When Geely gobbled up Volvo, the writing was on the wall for interesting engines under the bonnet of a Volvo, with V8s and sixes dropped and just 2.0-litre four-pot engines and little 1.5-litre three pots – some with forced induction – the only choice.
Fortunately, with a few exceptions, Volvos has never been about the engine and more about safety and comfort, so it did Volvo’s sales no harm.
But as we drive towards an all-electric future at Volvo in the next few years, we’ve already seen the end of anything other than SUVs dumped ( with the exception of the upcoming EMP90 electric MPV) as Volvo has bidden farewell to saloons and estates, and now the end of the diesel-engined Volvo is nigh.
Volvo has announced that it will end the production of diesel-engined cars, a mighty fall for the oil-burner which, until the dieselgate fallout, was the ‘bread and butter’ for Volvo (and most car makers).

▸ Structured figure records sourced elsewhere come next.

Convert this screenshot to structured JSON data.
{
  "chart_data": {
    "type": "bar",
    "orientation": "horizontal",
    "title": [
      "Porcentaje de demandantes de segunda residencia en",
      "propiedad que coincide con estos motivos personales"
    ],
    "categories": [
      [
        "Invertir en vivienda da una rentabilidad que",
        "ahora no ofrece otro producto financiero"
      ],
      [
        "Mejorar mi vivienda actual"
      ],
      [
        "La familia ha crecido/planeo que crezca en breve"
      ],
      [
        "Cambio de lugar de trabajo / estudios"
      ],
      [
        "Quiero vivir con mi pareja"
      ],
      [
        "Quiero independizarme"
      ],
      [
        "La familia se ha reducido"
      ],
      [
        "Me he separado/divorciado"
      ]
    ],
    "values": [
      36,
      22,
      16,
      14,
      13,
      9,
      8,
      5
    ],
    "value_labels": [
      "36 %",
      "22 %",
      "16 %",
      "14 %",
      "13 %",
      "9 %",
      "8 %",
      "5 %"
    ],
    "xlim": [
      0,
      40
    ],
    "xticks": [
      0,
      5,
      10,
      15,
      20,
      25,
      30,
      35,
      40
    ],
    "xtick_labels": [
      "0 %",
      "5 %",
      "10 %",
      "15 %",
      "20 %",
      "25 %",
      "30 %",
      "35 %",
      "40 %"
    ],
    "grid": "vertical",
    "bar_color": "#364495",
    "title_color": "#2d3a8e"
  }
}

Jim Rowan, Volvo CEO, said:
Electric powertrains are our future, and superior to combustion engines: they generate less noise, less vibration, less servicing costs for our customers and zero tailpipe emissions.
We’re fully focused on creating a broad portfolio of premium, fully electric cars that deliver on everything our customers expect from a Volvo – and are a key part of our response to climate change.